Egal ob mit dem Motorrad oder dem Lkw: Jeder kann auf dem 25 Hektar großen Übungsgelände in der Gemeinde Linthe an seine Grenzen gehen, um das eigene Fahrzeug besser kennenzulernen. So auch Moritz. Dafür sorgen nicht nur die verschiedenen Fahrmanöver selbst, sondern vor allem ein Altersanzug. 

In Sekunden älter

An Moritz' Seite steht Jürgen Dörfler. Als Fahrtrainer übt der 66-Jährige regelmäßig mit Senioren, zeigt ihnen, wie sie in Gefahrensituationen souverän reagieren und sicher mit ihrem Fahrzeug umgehen können. Doch bevor es an diesem Tag für Moritz im Simulationsanzug losgeht, muss zunächst die richtige Sitzposition eingestellt werden. Hier gilt die Faustregel: So hoch wie möglich.

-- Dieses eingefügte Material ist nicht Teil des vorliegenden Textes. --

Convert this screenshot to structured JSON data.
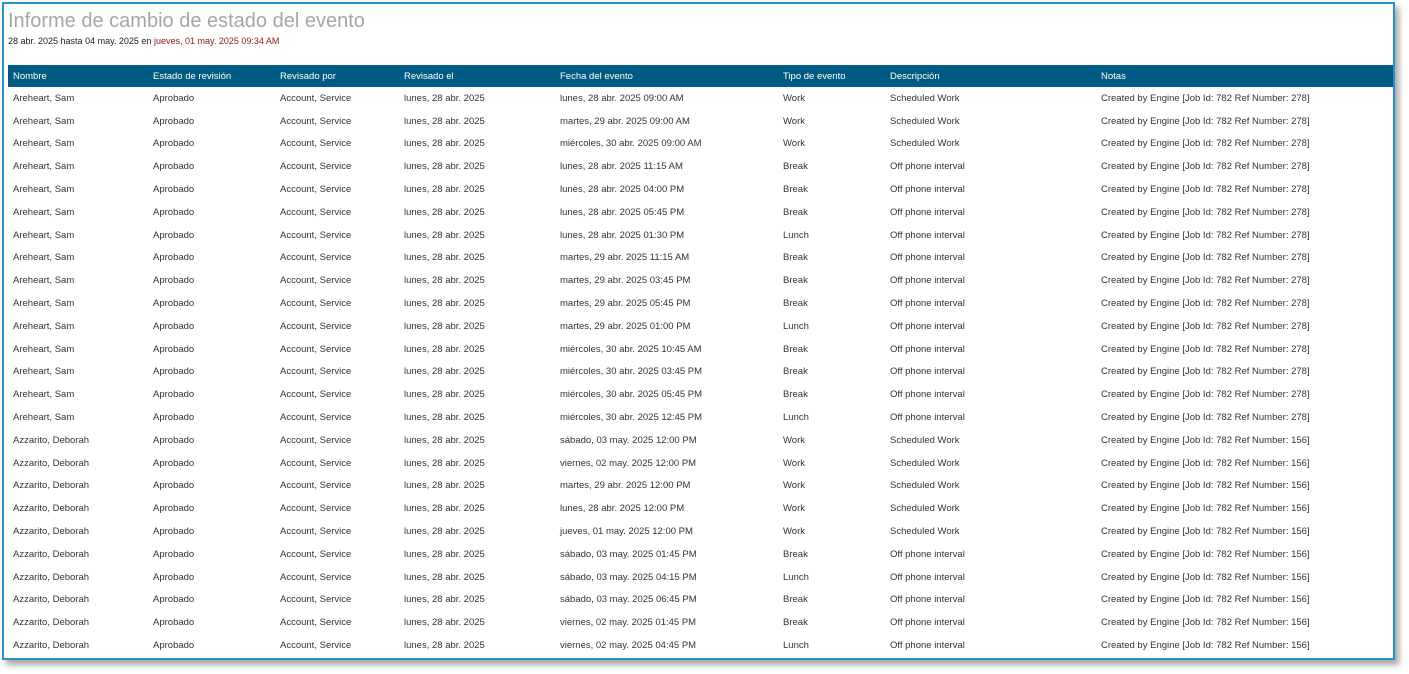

„Was glaubst du, wie wenige das machen? Dabei ist das essenziell, um alle möglichen Gefahren zu sehen – auch im toten Winkel“, erklärt der erfahrene Trainer. Aber auch um die Kupplung ordentlich bedienen zu können, zählt es, angenehm zu sitzen. Beim Treten der Pedale sollte das Bein leicht angewinkelt sein. Dörfler passt auch die Kopfstütze an die Körpergröße von Moritz an. Im Falle eines Auffahrunfalls wird der Kopf durch die richtige Höhe der Stütze nicht durch den aufspringenden Airbag verletzt. Abschließend passt der Fahrprofi die Lenkradhaltung und die Rückenlehne an. Zwar kennt Moritz sein Auto gut – schließlich ist er seit seinem 18. Geburtstag damit unterwegs – doch so gründlich eingestellt war es noch nie, gibt er zu. „Noch fühlt es sich ungewohnt an. Aber wenn es sicherer ist, bleibt es so.“

Jetzt der Outfitwechsel: Moritz legt sich die einzelnen Komponenten des Altersanzuges an. Eine schwere Weste aus Gewichten zieht ihn dabei leicht in die Knie. Weitere Gewichte an Armen und Beinen erschweren jede Bewegung. Eine getönte Brille, eine dicke Halskrause und Kopfhörer schränken die Wahrnehmung der Außenwelt weiter ein. Versteifte Gelenke, verminderte Kraft, eingeschränkte Sicht: Der Anzug simuliert körperliche Einschränkungen, die ein höheres Alter mit sich bringt. 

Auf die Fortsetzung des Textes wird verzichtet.